Use of Opioids in Patients With Thyroid Cancer After Extensive Neck Dissection
Posted: Thursday, March 12, 2020
According to a retrospective cohort study presented at the 2019 American Thyroid Association Annual Meeting (Abstract Poster 401) in Chicago and published in the journal Thyroid, patients with thyroid cancer who undergo extensive neck dissection during surgery require little to no opioid medication after the procedure. “These patients have relatively little postoperative pain that can be potentially controlled entirely with nonopioid medications,” concluded James Lim, MD, and Maisie Shindo, MD, both of Oregon Health and Science University. “Decreasing the volume of opioids prescribed at discharge will decrease waste and reduce [the] potential for addiction.”

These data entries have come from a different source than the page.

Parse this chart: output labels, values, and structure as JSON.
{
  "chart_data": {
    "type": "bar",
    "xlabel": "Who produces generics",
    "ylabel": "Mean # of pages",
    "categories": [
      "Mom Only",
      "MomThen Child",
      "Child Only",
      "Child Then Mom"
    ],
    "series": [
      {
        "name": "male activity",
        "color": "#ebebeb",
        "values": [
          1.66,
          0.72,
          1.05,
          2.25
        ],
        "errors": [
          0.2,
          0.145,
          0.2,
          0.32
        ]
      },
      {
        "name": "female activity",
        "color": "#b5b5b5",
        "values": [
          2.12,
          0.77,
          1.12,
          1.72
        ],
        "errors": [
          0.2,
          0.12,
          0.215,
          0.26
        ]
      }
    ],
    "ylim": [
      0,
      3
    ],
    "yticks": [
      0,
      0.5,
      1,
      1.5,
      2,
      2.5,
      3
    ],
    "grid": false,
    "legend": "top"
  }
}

The single-center study focused on 243 patients with thyroid cancer who were opioid-naive and who had undergone a lateral neck dissection during surgical treatment. More than half the patients were women (58.8%), the average age of patients was 47 years, and the total number of procedures undergone by the patient group was 273. Patients were organized into two groups based on when they had their procedure. Group 1 occurred between January 1, 2012, and January 31, 2017, prior to the institution of a change in prescribing practices. Group 2 occurred between February 1, 2017, and May 31, 2019. The measurement of the quantity of prescribed opioids was standardized by converting prescriptions and refills to morphine mg equivalents.
The mean prescribed morphine mg equivalent for group 1 was 295.40 versus 85.89 for group 2. The calculated effect size of the discrepancy between the two groups at 1.08. In group 2, 24 of 34 patients (70.5%) discharged in the last 8 months of the time frame were not prescribed any opioids at the time of release from care. In addition, no patients in group 2 requested opioid refills at any time in the last 8 months of this treatment window.
Disclosure: Full disclosures of the study authors can be found at thyroid.org.